Create a visualization that presents insights from a dataset about yourself. You may use pre-existing data (such as your email archive, fitness tracker data, etc.) or create a new system specifically for collecting data about an aspect of your life. The data you collect need not be temporal; for example, you might reimagine your wardrobe as a database of interrelated items. Can you collect data about phenomena that nobody has seen or thought of before?
Your visualization is a tool you're building to help you answer a question about yourself. You can use existing measurement technologies, or devise new manual or automatic data collection techniques. You're encouraged (but not required) to combine multiple sources of data, to make interesting comparisons.
Databases are amassed from our digital communications, search histories, transactions, step counts, sleep patterns, and journeys. How do we make sense of this “data exhaust” and how does this change our understanding of ourselves? What data is collected and what is not? What sorts of activities resist quantification and measurement and why? This task invites a deep exploration of portraiture and self-representation in the age of quantification.

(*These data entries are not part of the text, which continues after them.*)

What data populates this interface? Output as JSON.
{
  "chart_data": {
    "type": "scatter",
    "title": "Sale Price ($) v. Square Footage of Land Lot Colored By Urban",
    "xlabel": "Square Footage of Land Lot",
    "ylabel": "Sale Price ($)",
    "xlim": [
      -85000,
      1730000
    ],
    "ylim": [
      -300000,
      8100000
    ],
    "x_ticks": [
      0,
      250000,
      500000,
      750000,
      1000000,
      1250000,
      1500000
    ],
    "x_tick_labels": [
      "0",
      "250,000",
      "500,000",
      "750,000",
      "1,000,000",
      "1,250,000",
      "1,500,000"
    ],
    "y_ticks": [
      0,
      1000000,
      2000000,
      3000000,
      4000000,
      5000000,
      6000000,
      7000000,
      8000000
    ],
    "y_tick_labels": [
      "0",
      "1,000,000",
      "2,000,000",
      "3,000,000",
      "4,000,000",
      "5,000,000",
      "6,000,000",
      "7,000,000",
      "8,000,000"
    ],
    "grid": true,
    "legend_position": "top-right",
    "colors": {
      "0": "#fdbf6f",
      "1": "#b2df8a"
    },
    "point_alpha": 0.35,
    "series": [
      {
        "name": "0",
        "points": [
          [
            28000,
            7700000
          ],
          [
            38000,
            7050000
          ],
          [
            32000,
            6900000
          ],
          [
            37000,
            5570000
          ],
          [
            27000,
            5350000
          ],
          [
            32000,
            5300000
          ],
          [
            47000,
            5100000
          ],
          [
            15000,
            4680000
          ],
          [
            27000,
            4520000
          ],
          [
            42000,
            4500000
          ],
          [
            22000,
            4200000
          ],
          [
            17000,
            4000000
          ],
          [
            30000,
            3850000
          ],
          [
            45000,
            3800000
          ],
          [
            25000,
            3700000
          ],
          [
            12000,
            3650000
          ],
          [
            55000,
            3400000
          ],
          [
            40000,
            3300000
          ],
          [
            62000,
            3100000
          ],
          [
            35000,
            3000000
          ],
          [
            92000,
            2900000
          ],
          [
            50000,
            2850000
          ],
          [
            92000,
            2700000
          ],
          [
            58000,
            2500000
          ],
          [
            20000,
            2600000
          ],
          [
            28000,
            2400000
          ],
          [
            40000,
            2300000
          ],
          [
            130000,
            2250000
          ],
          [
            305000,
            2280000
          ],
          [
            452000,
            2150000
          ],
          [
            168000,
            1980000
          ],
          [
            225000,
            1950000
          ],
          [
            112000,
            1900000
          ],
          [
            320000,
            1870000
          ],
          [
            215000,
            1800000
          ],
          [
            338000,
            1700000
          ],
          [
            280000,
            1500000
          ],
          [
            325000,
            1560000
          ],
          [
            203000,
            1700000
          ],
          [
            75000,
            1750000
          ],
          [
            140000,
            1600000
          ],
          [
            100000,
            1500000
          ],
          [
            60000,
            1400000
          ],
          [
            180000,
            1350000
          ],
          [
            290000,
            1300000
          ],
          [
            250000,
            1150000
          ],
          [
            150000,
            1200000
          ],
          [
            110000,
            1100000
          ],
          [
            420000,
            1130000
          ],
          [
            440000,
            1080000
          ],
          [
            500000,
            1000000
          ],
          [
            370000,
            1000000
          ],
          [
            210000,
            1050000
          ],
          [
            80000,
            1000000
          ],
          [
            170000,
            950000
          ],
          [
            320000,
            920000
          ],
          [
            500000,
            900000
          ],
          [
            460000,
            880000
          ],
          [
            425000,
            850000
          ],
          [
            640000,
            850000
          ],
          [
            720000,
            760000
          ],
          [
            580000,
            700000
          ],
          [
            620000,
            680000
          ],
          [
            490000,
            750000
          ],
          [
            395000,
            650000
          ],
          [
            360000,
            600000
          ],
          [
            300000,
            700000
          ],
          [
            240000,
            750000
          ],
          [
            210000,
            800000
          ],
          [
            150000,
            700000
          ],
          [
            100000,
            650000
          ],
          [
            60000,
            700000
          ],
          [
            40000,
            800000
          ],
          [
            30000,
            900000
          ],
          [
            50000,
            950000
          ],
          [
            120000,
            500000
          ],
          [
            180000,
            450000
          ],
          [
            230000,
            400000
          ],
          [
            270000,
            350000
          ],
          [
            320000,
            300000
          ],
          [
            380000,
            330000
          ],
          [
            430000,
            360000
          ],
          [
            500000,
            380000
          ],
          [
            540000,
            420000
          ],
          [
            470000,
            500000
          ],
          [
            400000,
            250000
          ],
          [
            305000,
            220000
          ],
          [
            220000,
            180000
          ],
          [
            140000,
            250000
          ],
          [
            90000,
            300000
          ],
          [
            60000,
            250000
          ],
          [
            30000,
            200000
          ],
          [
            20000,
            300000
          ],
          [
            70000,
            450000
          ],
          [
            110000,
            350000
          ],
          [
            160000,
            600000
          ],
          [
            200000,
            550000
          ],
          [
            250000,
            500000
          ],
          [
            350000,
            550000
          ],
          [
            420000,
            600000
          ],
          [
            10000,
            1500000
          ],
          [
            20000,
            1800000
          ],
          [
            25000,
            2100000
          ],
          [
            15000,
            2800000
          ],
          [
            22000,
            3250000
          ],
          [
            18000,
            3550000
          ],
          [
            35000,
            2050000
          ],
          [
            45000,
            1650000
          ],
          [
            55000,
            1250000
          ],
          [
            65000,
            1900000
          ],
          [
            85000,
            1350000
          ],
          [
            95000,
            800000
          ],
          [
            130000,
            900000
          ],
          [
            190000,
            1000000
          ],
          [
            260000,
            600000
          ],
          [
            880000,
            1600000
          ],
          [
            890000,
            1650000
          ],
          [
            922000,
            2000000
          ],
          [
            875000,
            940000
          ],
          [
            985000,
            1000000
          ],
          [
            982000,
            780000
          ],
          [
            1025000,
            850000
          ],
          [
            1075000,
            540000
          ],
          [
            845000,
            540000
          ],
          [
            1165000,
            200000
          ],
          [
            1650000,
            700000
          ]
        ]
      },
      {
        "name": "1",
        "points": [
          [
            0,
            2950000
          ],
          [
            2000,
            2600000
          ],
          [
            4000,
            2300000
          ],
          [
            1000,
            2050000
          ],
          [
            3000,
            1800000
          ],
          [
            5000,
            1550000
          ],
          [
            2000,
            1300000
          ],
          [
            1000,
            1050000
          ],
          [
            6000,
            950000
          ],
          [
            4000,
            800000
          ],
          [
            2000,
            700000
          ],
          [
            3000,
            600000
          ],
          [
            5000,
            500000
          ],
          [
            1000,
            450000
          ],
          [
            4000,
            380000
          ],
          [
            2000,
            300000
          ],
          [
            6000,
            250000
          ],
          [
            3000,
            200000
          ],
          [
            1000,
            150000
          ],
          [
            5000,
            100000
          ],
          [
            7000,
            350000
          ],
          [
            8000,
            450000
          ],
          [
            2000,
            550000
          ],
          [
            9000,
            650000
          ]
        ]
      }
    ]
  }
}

Corporate and governmental surveillance is changing our lives on both personal and societal scales. How does the knowledge that our lives are being recorded change them? Consider how fitness tracking, initially celebrated by the quantified self community for its promise of new insight, was later aggressively promoted by the insurance industry and, in some cases, became required by employers. Likewise, consider the data collected by major social media platforms, and how this data feeds targeted advertising, structures the algorithmic presentation of online content, and produces contemporary phenomena like filter bubbles.